Māori spirituality, on the other hand, is more immanent, seeing manifestations of the divine all around. So, there are gods of the forest, the ocean, of cultivation, etcetera. Life is lived within these manifestations. Everything one does is within the purview of the divine, and integrated with the divine. Wayne Te Kaawa points out that the Māori word for the overarching concept of God was named ‘Io’ by the missionaries, whereas the word was actually ‘Aio’. Aio literally means ‘peace to you’. So, this transcendent word for God, Aio, locates God back into a quality of betweenness among the people.
You may be aware of the Bible in Schools debate that has been going on for some time. Progressives and others have
been wary of the practice of Christian instruction in state schools, mindful of the anecdotes of teachers with missionary zeal presenting a conservative evangelical worldview to children. There has been a campaign and court proceedings to keep the teaching of religion out of state schools.
I have not heard of one Māori church leader in favour of this campaign, though a couple have expressed the view (not
dissimilar to my own) that Bible in Schools should be replaced by the teaching of religious studies (and led by teachers not volunteers). For Māori spirituality does not see a divide between sacred and secular in the way Pakeha spirituality does. Any meeting in te ao Māori – whether church, business, teaching, medical – should begin by acknowledging the spiritual currents at work. Some Progressives struggle with this.
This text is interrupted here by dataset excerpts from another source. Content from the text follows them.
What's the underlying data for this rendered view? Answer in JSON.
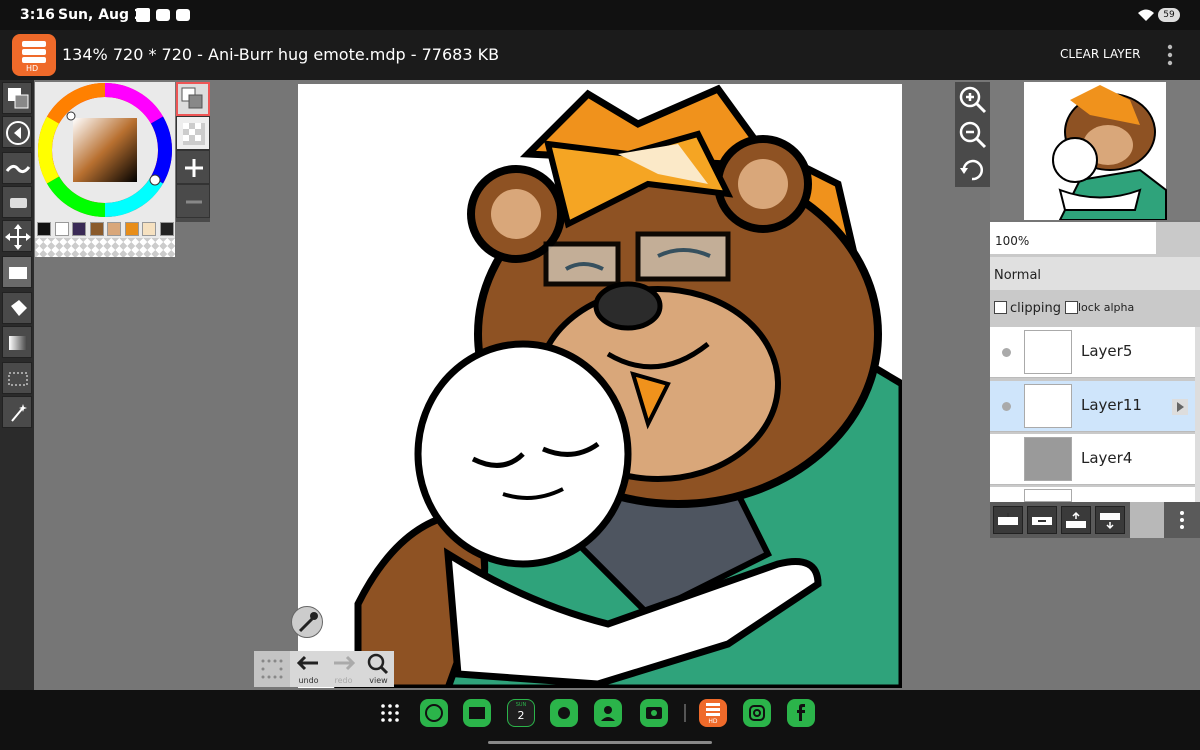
{
  "status_bar": {
    "time": "3:16",
    "date": "Sun, Aug 2",
    "battery": "59"
  },
  "app": {
    "logo_text": "HD",
    "title": "134% 720 * 720 - Ani-Burr hug emote.mdp - 77683 KB",
    "clear_layer_label": "CLEAR LAYER"
  },
  "colors": {
    "accent": "#ef6a2a",
    "selected_layer_bg": "#cfe5fb"
  },
  "palette": [
    "#111111",
    "#ffffff",
    "#3a2a56",
    "#8a5a2b",
    "#d9a77a",
    "#e88e1a",
    "#f6e1c0",
    "#222222"
  ],
  "layers": {
    "opacity": "100%",
    "blend_mode": "Normal",
    "clipping_label": "clipping",
    "lock_alpha_label": "lock alpha",
    "items": [
      {
        "name": "Layer5",
        "selected": false
      },
      {
        "name": "Layer11",
        "selected": true
      },
      {
        "name": "Layer4",
        "selected": false
      }
    ]
  },
  "bottom_tools": {
    "undo": "undo",
    "redo": "redo",
    "view": "view"
  },
  "dock": {
    "calendar_day_label": "SUN",
    "calendar_day": "2",
    "hd_label": "HD"
  }
}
I have barely scratched the surface here of what a bicultural spirituality might involve. I’d like to conclude with a bit of
Christology. One of the ways of talking about Jesus in Te Reo is “rata whakaruruahu”, which means “sheltering rata tree”. This is a term that is commonly used to describe a wise chief who gives nurturing shelter. That is a very different
Christology than taking Jesus out of the village, putting a crown on his head, and worshipping him as the new emperor God. In a sense the journey of Progressive theology is finding Jesus again in the village, where he had never left.